An open letter written by a commercial fisherman in Scotland has called for restrictions to curb more damaging forms of fishing in inshore waters.

Alistair Philp, National Coordinator of the Scottish Creel Fishermen’s Federation, writes: “Now that the threat of the poorly thought-out Highly Protected Marine Area (HPMA) proposals has passed, it is time to have a sensible debate about the alternative options.”

The letter issued on behalf of the Our Seas coalition, which includes a wide range of coastal organisations, describes a need to “reverse the decades of mismanagement that has already hollowed out much of our inshore fishing industry.”

It argues for the reinstatement of an inshore limit akin to or like the historic three-mile limit on trawling – designed to preserve fish nursery and spawning grounds – such as was in place until 1984.

The original three-mile-limit, which was in place for a century, allowed for low-impact creel fishing, but banned industrial trawlers.

The letter also notes that government studies have shown “that a reinstated inshore limit on trawling would yield more economic benefit for rural Scotland”.

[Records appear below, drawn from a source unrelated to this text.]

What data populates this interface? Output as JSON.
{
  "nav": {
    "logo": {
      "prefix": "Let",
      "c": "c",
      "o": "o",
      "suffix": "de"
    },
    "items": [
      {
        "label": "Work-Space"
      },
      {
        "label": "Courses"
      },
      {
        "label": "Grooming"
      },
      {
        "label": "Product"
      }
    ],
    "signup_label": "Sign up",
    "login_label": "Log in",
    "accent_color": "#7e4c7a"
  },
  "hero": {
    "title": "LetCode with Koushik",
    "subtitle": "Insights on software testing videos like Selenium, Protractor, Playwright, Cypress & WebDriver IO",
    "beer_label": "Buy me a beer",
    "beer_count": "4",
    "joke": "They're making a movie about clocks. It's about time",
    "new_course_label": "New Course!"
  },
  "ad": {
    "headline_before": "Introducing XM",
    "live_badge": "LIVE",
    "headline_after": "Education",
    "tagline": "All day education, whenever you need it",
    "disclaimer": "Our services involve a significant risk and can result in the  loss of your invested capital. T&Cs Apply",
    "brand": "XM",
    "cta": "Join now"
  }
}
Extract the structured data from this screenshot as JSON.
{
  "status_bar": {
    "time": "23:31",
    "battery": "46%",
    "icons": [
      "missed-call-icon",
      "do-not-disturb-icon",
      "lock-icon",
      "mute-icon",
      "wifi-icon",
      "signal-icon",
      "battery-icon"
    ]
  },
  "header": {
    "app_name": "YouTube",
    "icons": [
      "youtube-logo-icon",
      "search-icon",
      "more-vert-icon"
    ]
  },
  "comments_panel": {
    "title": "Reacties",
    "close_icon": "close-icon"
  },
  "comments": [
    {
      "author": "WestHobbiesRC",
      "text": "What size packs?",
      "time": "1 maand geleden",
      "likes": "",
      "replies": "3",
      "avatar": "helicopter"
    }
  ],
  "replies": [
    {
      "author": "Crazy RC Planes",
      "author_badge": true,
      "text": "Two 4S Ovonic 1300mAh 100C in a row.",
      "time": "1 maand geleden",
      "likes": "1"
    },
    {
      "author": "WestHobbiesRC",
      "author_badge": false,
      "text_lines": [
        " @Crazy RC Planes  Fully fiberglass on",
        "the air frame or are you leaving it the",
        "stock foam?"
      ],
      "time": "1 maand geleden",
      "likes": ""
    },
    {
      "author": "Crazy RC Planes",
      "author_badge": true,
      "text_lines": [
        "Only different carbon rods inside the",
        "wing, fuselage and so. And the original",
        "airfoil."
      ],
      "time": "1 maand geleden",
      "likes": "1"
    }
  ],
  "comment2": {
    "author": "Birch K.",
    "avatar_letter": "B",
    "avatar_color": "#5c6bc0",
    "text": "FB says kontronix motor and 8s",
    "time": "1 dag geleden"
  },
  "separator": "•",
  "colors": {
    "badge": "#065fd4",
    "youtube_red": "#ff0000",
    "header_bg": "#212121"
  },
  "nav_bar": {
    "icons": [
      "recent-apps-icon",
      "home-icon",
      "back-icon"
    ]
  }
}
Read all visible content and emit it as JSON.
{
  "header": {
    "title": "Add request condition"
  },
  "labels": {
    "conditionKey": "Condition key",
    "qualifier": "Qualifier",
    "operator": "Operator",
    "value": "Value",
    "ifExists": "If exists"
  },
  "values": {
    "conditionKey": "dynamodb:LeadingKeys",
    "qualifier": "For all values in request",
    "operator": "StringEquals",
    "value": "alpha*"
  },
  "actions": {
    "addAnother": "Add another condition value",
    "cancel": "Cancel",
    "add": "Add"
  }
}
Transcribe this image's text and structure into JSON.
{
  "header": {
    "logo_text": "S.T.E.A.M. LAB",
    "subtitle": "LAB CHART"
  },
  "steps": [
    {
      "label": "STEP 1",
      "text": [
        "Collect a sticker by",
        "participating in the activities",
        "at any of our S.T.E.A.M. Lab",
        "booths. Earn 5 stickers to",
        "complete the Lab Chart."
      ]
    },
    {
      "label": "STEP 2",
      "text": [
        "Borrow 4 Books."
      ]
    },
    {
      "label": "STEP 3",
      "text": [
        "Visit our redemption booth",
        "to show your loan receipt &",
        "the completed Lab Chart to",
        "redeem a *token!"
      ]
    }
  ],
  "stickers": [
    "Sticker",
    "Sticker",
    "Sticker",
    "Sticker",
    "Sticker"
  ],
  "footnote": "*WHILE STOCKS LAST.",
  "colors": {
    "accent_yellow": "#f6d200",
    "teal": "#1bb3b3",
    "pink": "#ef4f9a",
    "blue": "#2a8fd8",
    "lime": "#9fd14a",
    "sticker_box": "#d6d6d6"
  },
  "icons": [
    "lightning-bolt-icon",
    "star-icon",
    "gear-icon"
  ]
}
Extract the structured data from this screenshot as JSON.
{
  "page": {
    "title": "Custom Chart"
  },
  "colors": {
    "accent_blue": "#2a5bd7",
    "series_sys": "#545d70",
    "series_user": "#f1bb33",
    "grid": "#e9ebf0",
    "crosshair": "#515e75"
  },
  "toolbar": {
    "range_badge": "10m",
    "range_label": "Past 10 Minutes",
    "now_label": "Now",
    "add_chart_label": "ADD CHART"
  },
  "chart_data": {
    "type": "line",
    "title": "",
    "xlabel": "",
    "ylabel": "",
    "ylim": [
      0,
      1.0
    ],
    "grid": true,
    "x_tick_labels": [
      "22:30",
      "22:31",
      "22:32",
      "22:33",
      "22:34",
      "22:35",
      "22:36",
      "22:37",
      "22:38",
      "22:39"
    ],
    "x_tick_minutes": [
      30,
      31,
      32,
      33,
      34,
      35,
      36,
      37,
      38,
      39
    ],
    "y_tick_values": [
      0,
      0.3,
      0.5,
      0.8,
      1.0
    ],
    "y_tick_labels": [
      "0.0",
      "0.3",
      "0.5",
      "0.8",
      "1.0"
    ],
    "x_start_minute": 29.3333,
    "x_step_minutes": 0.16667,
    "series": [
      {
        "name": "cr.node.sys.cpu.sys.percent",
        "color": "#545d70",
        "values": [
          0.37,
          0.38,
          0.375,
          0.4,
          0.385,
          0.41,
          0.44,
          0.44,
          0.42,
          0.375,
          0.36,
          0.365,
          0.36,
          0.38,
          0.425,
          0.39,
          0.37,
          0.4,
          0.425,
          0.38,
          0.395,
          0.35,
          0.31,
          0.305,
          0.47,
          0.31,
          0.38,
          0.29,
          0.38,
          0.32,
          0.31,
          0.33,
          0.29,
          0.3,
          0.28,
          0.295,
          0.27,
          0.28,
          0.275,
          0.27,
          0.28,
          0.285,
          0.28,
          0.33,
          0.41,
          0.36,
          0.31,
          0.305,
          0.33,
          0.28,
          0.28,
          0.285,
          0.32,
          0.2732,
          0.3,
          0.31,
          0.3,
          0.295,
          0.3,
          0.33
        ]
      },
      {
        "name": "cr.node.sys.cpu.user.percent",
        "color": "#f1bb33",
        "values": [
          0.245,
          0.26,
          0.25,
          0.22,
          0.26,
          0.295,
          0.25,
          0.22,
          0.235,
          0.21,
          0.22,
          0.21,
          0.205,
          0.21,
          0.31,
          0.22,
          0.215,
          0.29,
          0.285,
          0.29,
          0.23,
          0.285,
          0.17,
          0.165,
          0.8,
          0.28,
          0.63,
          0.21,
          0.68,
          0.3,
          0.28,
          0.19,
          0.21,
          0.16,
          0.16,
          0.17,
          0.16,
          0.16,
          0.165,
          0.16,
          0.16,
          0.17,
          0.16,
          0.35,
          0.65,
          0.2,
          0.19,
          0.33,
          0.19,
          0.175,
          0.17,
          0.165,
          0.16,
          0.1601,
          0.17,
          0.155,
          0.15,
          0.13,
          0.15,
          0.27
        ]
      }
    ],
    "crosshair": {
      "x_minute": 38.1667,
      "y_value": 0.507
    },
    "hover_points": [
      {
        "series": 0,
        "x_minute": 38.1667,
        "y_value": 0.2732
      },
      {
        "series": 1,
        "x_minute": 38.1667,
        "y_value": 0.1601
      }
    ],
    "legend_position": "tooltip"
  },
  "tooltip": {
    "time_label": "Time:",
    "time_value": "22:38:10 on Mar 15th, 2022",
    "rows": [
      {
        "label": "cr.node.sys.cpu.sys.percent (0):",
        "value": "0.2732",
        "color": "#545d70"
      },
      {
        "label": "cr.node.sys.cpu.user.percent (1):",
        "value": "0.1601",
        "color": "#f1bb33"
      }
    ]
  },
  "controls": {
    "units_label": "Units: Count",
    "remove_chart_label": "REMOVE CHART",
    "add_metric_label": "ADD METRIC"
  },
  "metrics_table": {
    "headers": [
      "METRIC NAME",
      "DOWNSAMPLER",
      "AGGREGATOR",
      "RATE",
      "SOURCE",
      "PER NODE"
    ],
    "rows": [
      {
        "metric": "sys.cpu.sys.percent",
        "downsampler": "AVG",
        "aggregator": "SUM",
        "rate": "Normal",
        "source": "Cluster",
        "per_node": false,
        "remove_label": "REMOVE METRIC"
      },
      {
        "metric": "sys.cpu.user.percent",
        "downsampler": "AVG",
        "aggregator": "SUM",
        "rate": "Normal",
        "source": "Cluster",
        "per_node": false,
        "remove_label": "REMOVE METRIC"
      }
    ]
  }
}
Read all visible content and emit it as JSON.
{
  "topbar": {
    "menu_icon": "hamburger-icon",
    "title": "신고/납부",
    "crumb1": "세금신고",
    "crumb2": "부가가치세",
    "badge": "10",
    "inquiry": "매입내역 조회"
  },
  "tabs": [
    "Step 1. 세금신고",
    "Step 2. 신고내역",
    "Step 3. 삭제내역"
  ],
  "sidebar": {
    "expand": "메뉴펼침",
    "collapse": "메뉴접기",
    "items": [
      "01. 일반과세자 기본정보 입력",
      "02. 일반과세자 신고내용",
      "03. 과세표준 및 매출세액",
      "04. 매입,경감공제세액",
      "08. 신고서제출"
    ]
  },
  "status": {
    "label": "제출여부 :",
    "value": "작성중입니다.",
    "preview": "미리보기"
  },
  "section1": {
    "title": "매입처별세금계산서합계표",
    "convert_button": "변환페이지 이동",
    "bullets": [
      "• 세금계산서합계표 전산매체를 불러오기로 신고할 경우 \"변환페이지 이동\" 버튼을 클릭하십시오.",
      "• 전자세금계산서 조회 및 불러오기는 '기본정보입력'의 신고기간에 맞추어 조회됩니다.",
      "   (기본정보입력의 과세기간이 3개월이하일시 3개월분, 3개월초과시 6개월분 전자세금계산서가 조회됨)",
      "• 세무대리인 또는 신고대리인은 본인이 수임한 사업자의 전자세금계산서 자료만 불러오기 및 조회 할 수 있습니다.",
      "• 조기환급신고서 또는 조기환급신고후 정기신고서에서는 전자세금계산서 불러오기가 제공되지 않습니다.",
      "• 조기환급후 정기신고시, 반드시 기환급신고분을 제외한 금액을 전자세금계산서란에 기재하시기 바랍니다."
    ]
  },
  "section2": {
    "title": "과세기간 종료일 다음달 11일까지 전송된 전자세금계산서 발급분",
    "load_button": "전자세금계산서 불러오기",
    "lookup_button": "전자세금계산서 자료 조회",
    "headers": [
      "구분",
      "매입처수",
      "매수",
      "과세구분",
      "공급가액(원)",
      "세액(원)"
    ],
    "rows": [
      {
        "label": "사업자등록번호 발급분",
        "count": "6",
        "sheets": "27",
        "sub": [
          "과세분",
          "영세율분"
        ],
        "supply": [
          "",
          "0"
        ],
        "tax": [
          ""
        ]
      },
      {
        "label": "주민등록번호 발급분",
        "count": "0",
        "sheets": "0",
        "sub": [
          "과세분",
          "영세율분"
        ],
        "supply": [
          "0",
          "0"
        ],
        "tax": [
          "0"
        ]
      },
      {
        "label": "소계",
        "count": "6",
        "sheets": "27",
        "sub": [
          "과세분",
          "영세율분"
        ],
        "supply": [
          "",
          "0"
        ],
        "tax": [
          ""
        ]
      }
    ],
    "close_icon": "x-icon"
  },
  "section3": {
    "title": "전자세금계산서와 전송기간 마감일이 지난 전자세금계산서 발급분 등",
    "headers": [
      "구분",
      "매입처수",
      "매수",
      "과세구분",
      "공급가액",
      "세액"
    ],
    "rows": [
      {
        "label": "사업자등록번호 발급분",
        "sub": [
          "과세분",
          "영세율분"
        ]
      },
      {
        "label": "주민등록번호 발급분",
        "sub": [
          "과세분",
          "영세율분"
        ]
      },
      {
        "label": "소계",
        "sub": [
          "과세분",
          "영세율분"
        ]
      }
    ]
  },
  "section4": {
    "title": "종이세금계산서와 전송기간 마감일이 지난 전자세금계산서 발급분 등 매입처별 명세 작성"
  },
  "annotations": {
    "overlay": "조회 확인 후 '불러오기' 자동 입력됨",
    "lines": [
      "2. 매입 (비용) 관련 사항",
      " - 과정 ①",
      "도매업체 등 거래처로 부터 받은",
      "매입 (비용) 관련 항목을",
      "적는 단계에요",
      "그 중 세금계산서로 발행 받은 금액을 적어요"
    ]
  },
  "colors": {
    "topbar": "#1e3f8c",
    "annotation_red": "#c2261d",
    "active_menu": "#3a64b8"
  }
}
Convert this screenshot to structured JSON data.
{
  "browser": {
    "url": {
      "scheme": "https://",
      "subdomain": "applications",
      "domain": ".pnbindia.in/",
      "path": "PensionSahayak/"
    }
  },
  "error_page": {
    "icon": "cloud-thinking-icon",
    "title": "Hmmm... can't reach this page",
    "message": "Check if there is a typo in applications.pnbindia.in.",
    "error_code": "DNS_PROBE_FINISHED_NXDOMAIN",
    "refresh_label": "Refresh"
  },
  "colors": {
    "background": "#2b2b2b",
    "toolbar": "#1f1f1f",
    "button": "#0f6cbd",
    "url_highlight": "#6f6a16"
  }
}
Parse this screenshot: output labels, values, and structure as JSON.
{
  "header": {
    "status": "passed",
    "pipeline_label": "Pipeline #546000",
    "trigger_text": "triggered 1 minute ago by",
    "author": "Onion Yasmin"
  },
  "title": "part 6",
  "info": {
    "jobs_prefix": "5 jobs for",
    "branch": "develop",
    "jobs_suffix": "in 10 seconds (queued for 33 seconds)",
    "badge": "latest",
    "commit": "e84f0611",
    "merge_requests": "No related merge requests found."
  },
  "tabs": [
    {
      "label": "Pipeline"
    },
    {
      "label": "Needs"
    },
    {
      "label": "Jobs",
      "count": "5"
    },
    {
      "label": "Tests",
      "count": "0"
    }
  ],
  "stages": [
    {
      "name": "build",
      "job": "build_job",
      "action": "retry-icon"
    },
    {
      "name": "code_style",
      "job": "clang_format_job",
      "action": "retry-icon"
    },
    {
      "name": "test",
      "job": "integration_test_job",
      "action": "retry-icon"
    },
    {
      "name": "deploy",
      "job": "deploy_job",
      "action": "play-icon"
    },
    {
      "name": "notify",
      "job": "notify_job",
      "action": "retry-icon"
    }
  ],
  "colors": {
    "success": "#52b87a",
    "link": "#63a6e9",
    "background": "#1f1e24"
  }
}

It distinguishes between damaging fishing and small-scale sustainable fishing, and notes that the public recognise the difference.

“One of the most telling responses to the HPMA consultation,” writes Mr Philp, “was the public concern that all fishing would be banned. Many people recognised the big difference between small-scale, low impact creel and dive fishing boats, and those larger more industrial vessels which trawled the seabed and likely need to be regulated in some areas. Why ban them all?”

The inshore limit was scrapped in 1984, says the letter, following the “mismanagement and consequent collapse of both the herring and inshore whitefish fisheries” when new fish stocks were sought for exploitation.

Mr Philp advocates for a 12-mile inshore limit much bigger than the original Scottish three-mile limit and  “similar to that in Norway”.

“Norway has,” he said, “what is widely recognised to be one of the most successful inshore fishing industries, from both an environmental and economic point of view, on mainland Europe. Our coastal communities would truly thrive if the Scottish government learned from the success of the Norway model.”